Первый русский «Робинзон» появился именно в тот год, когда Руссо обратил демонстративное внимание на книгу Дефо в своем назидательном романе «Эмиль». Учитывая, что наш перевод был выполнен с французского, заманчиво было бы думать, что Яков Трусов, известный переводчик того времени, взялся за «Приключения Робинзона» под влиянием авторитета «защитника вольности и прав», то есть Руссо.
Это важно, поскольку и у нас в «Робинзоне» прежде всего видели роман о воспитании.

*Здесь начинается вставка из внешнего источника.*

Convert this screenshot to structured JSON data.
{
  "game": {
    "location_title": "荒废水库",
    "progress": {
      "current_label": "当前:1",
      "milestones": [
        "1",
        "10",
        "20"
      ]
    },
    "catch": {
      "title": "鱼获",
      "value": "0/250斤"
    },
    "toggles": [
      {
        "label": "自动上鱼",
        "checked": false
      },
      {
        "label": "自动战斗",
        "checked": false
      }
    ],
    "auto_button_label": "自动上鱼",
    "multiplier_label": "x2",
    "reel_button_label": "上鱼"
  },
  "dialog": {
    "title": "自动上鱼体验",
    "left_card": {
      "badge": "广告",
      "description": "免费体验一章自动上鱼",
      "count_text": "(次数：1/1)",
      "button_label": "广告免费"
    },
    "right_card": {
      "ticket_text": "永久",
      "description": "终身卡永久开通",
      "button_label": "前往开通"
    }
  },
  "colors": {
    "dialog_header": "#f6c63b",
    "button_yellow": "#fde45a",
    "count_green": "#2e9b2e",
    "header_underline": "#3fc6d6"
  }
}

В России, как и в других странах, у «Приключений Робинзона» были разные читатели в разные эпохи. Любители «поробинзонить» нашлись и у нас. Вот у Лермонтова в «Герое нашего времени» описан светский франт, игрок, но подстрижен он «под мужика» и «с тростью как у Робинзона Крузоэ».[29] Насколько это было распространено? Вот еще некто: «В русской красной рубахе, подпоясанной ремнем, с палкою, в коричневой (соломенной) шляпе…»[30] Узнаете? Пушкин. Он прошел через своеобразное «робинзонство» – опрощенчество, как и через «вольное подражание Байрону», когда он «в юности греховной, к нему подделавшись, хромал, пока не сбросил гнет условный, сам твердым шагом зашагал».
29
В старину у нас часто произносилось так, как у Дефо написано: Crusoe. В некоторых английских изданиях, появившихся еще при жизни Дефо, был вариант и без «е», но эти издания считаются «пиратскими».
30
Таким Пушкина видели не часто, но все же не раз и многие. См.: А. С. Пушкин в воспоминаниях современников. М., «Художественная литература», 1974, т. 1, с. 413, 530–531.